Ironbridge has some fascinating museums – tiles and science and engines and Victorian shops and streets – but Joe and Jake have visited on recent school trips so, fortified with tea and full English, we decide to swap industry for royalty.
Boscobel House lies close to the Shropshire/Staffordshire border, surrounded by woods and farm fields. It’s a timber-brick house full of hidey-holes and most famous for being the place where a king hid up an oak tree.
Sometimes when we visit historical houses there are too many plaques and Joe and Jake’s attention drifts. We spend the next two hours keeping them away from wobbling candlesticks and precious vases.
But Boscobel keeps us busy with a ramble over to that famous oak (or at least its descendant) and a beautiful mile-long walk down to the ancient ruins of White Ladies Priory.
Most important of all for young Cavaliers the history is wrapped in activities and the scariest game of high stakes hide-and-seek imaginable.
When King Charles II fled after defeat at the Battle of Worcester in 1651 he arrived in a desperate state – exhausted and soaked through with shoes full of gravel and feet ‘not only extremely dirty, but much galled by travel.’

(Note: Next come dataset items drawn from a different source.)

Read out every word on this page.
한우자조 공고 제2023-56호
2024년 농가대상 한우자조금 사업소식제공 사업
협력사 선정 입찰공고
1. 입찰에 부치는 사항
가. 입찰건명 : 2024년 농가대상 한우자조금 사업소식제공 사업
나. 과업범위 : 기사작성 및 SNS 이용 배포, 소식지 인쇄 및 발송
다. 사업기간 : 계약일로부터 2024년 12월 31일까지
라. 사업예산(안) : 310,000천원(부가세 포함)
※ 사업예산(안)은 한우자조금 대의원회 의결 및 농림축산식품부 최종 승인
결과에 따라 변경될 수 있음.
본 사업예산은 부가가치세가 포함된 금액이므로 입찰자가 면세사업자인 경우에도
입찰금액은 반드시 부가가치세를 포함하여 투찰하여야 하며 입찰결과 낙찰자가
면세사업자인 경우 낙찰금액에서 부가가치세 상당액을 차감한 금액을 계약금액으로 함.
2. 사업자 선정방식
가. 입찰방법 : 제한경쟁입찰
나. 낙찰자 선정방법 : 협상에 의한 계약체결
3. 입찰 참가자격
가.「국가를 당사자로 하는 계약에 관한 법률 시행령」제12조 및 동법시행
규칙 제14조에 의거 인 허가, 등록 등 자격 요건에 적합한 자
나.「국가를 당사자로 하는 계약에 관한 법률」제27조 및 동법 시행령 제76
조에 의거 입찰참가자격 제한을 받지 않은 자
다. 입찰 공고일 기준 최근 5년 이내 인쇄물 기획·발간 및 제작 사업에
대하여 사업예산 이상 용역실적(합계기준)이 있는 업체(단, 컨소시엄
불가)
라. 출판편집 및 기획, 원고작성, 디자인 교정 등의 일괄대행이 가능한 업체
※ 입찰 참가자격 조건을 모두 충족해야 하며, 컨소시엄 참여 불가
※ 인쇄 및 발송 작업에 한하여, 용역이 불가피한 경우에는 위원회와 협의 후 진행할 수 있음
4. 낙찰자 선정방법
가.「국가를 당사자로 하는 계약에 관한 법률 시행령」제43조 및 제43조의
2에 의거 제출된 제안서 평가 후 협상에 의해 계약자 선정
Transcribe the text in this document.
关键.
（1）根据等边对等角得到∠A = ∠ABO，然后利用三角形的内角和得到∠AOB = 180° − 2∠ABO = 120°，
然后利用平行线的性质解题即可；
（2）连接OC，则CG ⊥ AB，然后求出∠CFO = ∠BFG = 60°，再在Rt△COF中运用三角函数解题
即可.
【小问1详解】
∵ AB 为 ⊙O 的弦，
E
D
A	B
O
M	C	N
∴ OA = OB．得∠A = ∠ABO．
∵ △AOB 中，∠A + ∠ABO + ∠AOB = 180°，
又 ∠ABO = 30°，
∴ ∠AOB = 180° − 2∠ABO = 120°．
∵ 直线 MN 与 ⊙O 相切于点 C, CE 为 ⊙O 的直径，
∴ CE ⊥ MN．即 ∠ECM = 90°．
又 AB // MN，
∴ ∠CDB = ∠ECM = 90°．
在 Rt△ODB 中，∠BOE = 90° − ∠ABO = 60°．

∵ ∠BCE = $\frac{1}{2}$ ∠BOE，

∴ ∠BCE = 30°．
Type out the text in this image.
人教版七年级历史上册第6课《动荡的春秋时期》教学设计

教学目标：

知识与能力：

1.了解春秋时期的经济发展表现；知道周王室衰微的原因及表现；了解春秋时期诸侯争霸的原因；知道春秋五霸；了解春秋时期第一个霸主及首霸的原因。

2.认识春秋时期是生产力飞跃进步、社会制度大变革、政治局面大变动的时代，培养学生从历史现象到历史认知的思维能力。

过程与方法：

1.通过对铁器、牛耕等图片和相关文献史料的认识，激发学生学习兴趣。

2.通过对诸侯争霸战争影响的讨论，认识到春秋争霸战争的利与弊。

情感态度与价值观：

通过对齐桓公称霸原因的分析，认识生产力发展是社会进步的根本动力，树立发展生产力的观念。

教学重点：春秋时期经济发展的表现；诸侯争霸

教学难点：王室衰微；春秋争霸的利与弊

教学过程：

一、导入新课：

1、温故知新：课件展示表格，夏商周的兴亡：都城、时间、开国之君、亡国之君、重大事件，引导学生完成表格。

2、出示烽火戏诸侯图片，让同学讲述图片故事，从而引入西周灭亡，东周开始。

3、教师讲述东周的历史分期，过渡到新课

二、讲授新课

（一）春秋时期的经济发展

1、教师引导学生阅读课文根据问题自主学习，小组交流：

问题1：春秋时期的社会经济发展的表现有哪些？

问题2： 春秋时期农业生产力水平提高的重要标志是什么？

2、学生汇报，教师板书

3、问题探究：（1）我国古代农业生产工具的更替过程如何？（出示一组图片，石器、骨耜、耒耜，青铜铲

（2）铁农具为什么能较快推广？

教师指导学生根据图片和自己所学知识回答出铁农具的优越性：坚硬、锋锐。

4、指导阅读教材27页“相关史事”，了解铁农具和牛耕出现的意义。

As the search closed in the King took to the woods with a local Royalist officer. They spent the day in a thick, bushy oak tree as soldiers hurried beneath them searching the woods.
When the soldiers had gone the King returned to the house to hide in the attic. We crept up the same stairs and the boys pressed their noses to a glass plate covering a tiny, cramped space between the floorboards.
Charles would have hidden here and watched anxiously for signs of Cromwell’s militia. Another hidey-hole is reached beyond wood-panelling and down through a hatch. A wooden box is carved with a tiny Royal face peeking through the branches of a lush oak. The boys loved finding those faces and symbols.
Those surprised to find industry or kings hiding in trees may also wonder that Shropshire has lakes. Ellesmere is a beautiful and tranquil spot to finish our day. The mere is a legacy of the last ice age and a popular haunt of day-trippers forming snaking queues for farmhouse ice cream.
We grab the last table and take a delicious cream tea as ducks waddle past in search of crumbs. One decision remains: Shall we take the boat onto the mere or the horse and trap along the shore?